Due to these concerns, the committee recommended that future tender processes be carried out with more transparency and further scrutiny of companies’ ability to meet their financial obligations.
It also recommended that new rules be written to clarify the differing responsibilities of central government and its statutory boards.
Additionally, the PAC recommended that Governor Boyd McCleary appoint a commission of inquiry, which would have broad powers to compel witnesses to testify, to examine the matter further.
Contacted Monday, Mr. McCleary said that he had not read the report and couldn’t comment on its contents.
After the document was tabled in the HOA, Andrew Fahie (R-D1) moved for it to be debated immediately, a request that Premier Dr. Orlando Smith said “flabbergasted” him because legislators had only had three days to review it.
Mr. Fahie’s motion failed after he was outvoted by National Democratic Party legislators. The premier, however, promised to debate the document at a future HOA sitting.
Many of the report’s concerns have been raised before. John Tercek, a Royal Caribbean Cruise Lines vice president, wrote to Mr. McCleary last year alleging that the tender process was designed to favour TPP.

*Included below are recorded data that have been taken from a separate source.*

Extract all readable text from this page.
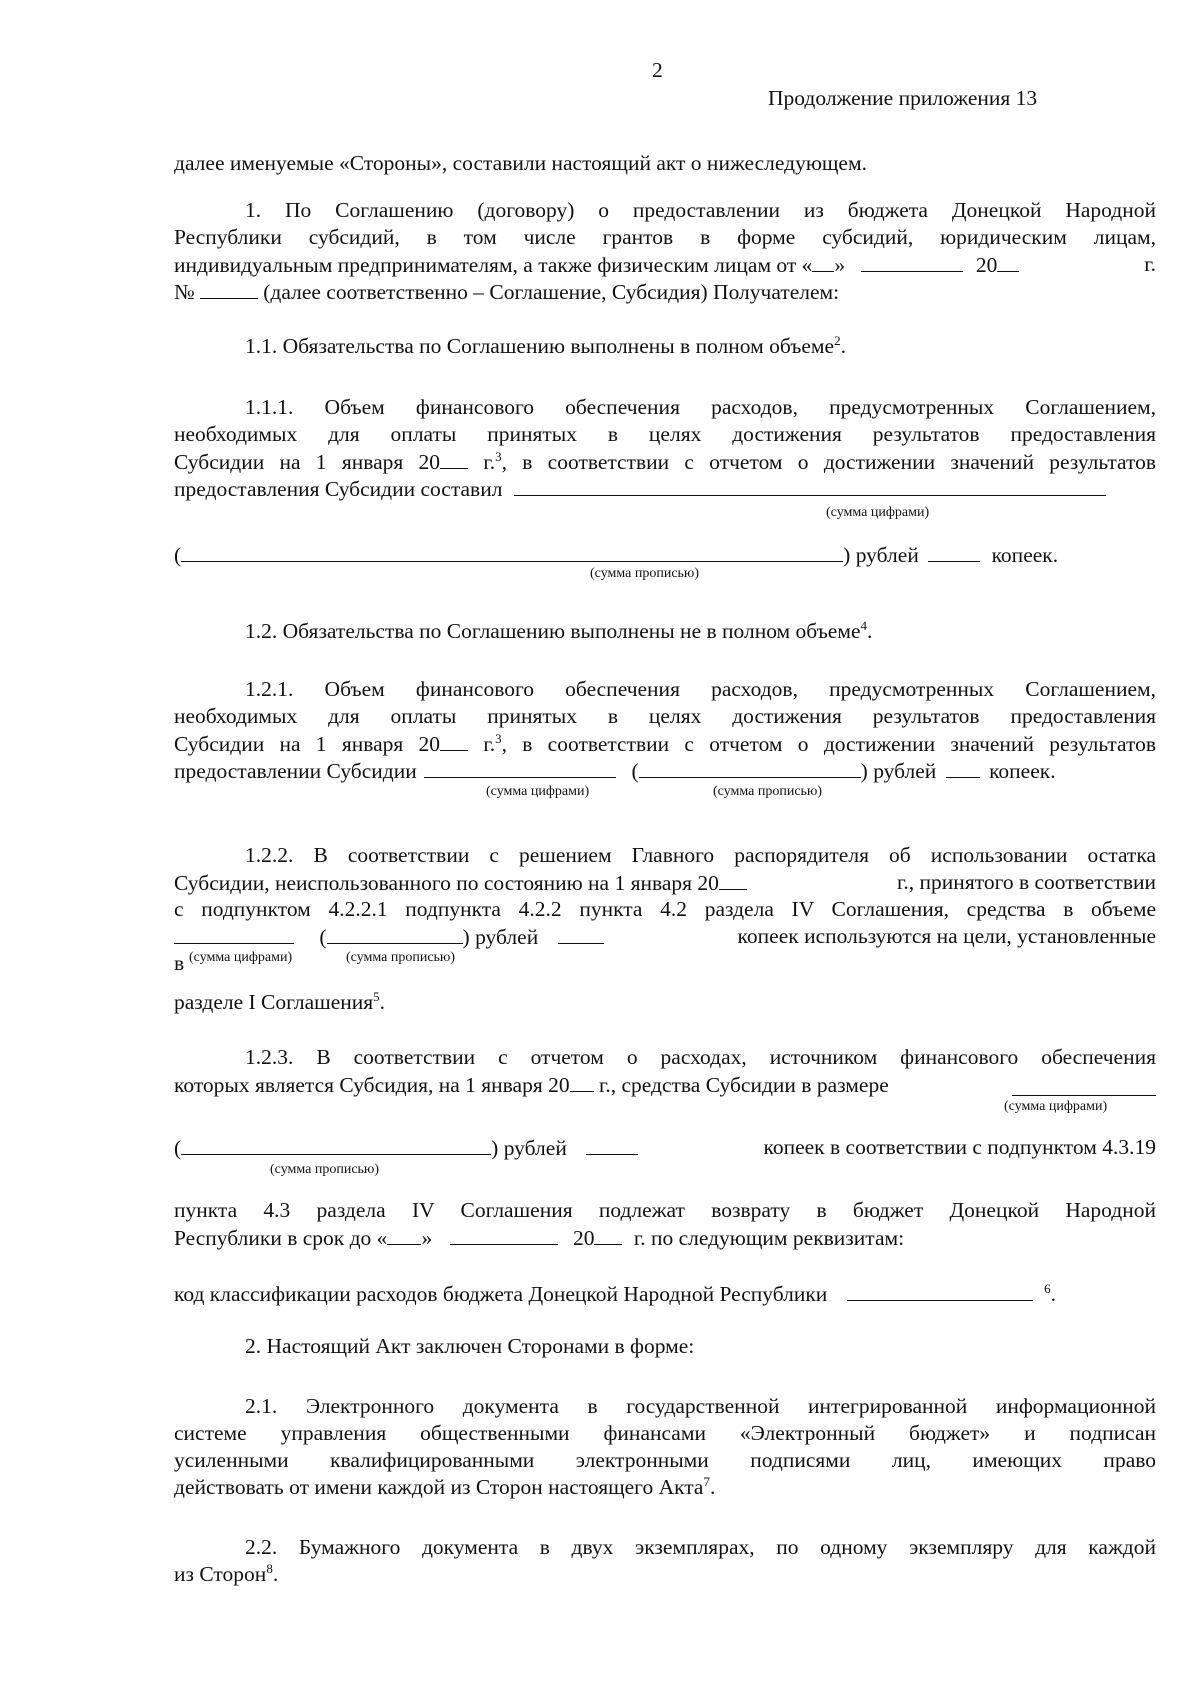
2
Продолжение приложения 13
далее именуемые «Стороны», составили настоящий акт о нижеследующем.
1. По Соглашению (договору) о предоставлении из бюджета Донецкой Народной
Республики субсидий, в том числе грантов в форме субсидий, юридическим лицам,
индивидуальным предпринимателям, а также физическим лицам от « »	20	г.
№	(далее соответственно – Соглашение, Субсидия) Получателем:
1.1. Обязательства по Соглашению выполнены в полном объеме$^2$.
1.1.1. Объем финансового обеспечения расходов, предусмотренных Соглашением,
необходимых для оплаты принятых в целях достижения результатов предоставления
Субсидии на 1 января 20 г.$^3$, в соответствии с отчетом о достижении значений результатов
предоставления Субсидии составил
(сумма цифрами)
(	) рублей	копеек.
(сумма прописью)
1.2. Обязательства по Соглашению выполнены не в полном объеме$^4$.
1.2.1. Объем финансового обеспечения расходов, предусмотренных Соглашением,
необходимых для оплаты принятых в целях достижения результатов предоставления
Субсидии на 1 января 20 г.$^3$, в соответствии с отчетом о достижении значений результатов
предоставлении Субсидии	(	) рублей копеек.
(сумма цифрами)	(сумма прописью)
1.2.2. В соответствии с решением Главного распорядителя об использовании остатка
Субсидии, неиспользованного по состоянию на 1 января 20	г., принятого в соответствии
с подпунктом 4.2.2.1 подпункта 4.2.2 пункта 4.2 раздела IV Соглашения, средства в объеме
(	) рублей	копеек используются на цели, установленные
в (сумма цифрами)	(сумма прописью)
разделе I Соглашения$^5$.
1.2.3. В соответствии с отчетом о расходах, источником финансового обеспечения
которых является Субсидия, на 1 января 20 г., средства Субсидии в размере
(сумма цифрами)
(	) рублей	копеек в соответствии с подпунктом 4.3.19
(сумма прописью)
пункта 4.3 раздела IV Соглашения подлежат возврату в бюджет Донецкой Народной
Республики в срок до « »	20 г. по следующим реквизитам:
код классификации расходов бюджета Донецкой Народной Республики	$^6$.
2. Настоящий Акт заключен Сторонами в форме:
2.1. Электронного документа в государственной интегрированной информационной
системе управления общественными финансами «Электронный бюджет» и подписан
усиленными квалифицированными электронными подписями лиц, имеющих право
действовать от имени каждой из Сторон настоящего Акта$^7$.
2.2. Бумажного документа в двух экземплярах, по одному экземпляру для каждой
из Сторон$^8$.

And a year later, Sonia Webster, the territory’s auditor general, heavily criticised the selection process for deviating from proper procurement guidelines, asserting that it contained the potential for conflict of interest because some Cabinet members may have had connections to the BVI Investment Club, a proposed local partner of TPP.
Her report, which was leaked to the media, also chastised officials for withholding documents from her office, a claim that was repeated by the PAC.
The committee singled out Mr. Gaskin as being particularly uncooperative with their inquiry.
A record of his PAC interview depicts him as describing Ms. Webster’s office as “incompetent and not in a position to conduct audits” while Ms. Webster was in the room.
Mr. Gaskin also allegedly told the committee that “there was nothing to suggest a connection” between TPP and the BVI Investment Club when documents proved otherwise.
Mr. Gaskin did not return calls seeking comment for this article.
For his part, Mr. Vanterpool said that he believes the PAC hasn’t raised any new concerns.
“They have been investigating, which is what they should do,” he said in an interview Tuesday. “If they can come up with something that I have a concern about, I would certainly be happy to look at it. What I’ve seen so far does not concern me to that extent.”
He also denied interfering with the BVIPA’s decision-making process.
“The Ports Authority passed a resolution to execute the project as we’re executing it now,” he said. “In every step that we made as far as I know, nothing was done that was outside of the ports authority’s resolutions.”
Mr. Skelton-Cline declined to comment for this article.